A família Eugénio de Almeida
Esta sala recebe diversas designações decorrentes da sua função no contexto da residência ou de características ligadas às representações pictóricas que revestem por completo o seu teto.
Enquanto residência da família Eugénio de Almeida, e como é possível inferir do mobiliário e da decoração deste espaço, trata-se da sala de estar do piso térreo onde habitualmente eram recebidos os convidados, as visitas e amigos do casal. A vocação e a vivência social deste espaço é sublinhada quer pela presença do piano, elemento essencial nas soirés tão características do século XIX, quer dos jogos de sala, que podemos observar sobre a mesa com o monograma em marfim da família Eugénio de Almeida embutido no tampo de madeira.
No topo norte da sala e quase que cumprindo a boa etiqueta social e a vocação desta divisão, encontramos a "receber-nos" nesta galeria de retratos, alguns dos membros mais destacados da família Eugénio de Almeida, antepassados do Instituidor da FEA.

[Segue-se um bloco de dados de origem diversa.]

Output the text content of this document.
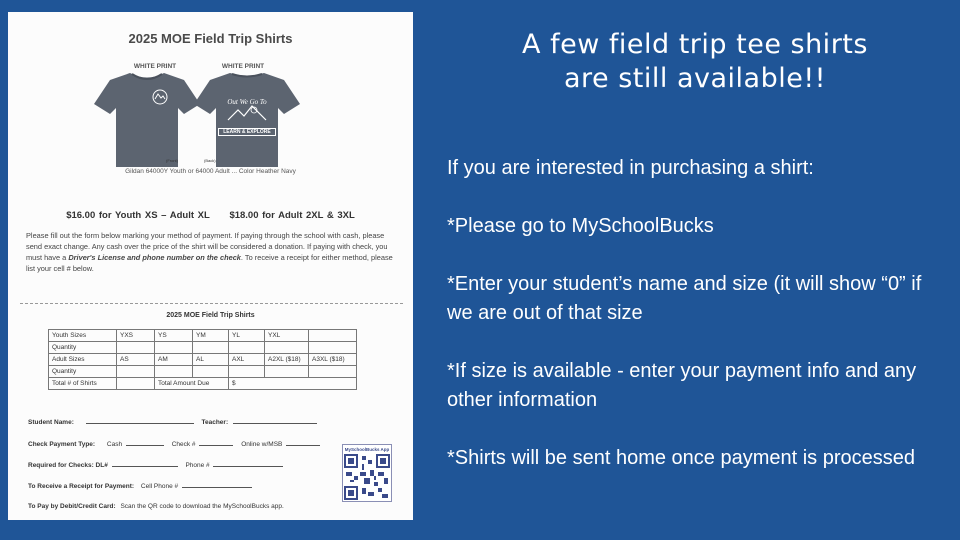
2025 MOE Field Trip Shirts
WHITE PRINT	WHITE PRINT
(Front)
Out We Go To
LEARN & EXPLORE
(Back)
Gildan 64000Y Youth or 64000 Adult ... Color Heather Navy
$16.00 for Youth XS – Adult XL $18.00 for Adult 2XL & 3XL
Please fill out the form below marking your method of payment. If paying through the school with cash, please send exact change. Any cash over the price of the shirt will be considered a donation. If paying with check, you must have a Driver's License and phone number on the check. To receive a receipt for either method, please list your cell # below.
2025 MOE Field Trip Shirts
Youth Sizes	YXS	YS	YM	YL	YXL	
Quantity						
Adult Sizes	AS	AM	AL	AXL	A2XL ($18)	A3XL ($18)
Quantity						
Total # of Shirts		Total Amount Due		$		
Student Name:	Teacher:
Check Payment Type: Cash	Check #	Online w/MSB
Required for Checks: DL#	Phone #
To Receive a Receipt for Payment: Cell Phone #
To Pay by Debit/Credit Card: Scan the QR code to download the MySchoolBucks app.
MySchoolBucks App
A few field trip tee shirts
are still available!!
If you are interested in purchasing a shirt:
*Please go to MySchoolBucks
*Enter your student’s name and size (it will show “0” if we are out of that size
*If size is available - enter your payment info and any other information
*Shirts will be sent home once payment is processed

O primeiro, trata-se de uma litografia de 1856, da autoria do alemão Ignaz Fertig (1808-1858), impressa na oficina de Lopes e Bastos, em Lisboa, que representa José Maria Eugénio de Almeida (1811-1872), o primeiro a usar o nome Eugénio de Almeida. Embora formado em Direito [ou talvez por isso], o seu caráter empreendedor e visionário, direcionou-o para uma carreira sucesso no universo dos negócios. Foi o principal responsável pela construção da fortuna da família Eugénio de Almeida através de uma relevante atividade de industrial e da aquisição e exploração de um vasto património fundiário que se estendia, disperso pela geografia do país, de Trás-os-Montes ao Algarve. As suas preocupações de carácter social, que constituíram também uma inspiração para a ação filantrópica dos seus descendentes, estiveram sempre presentes ao longo da vida.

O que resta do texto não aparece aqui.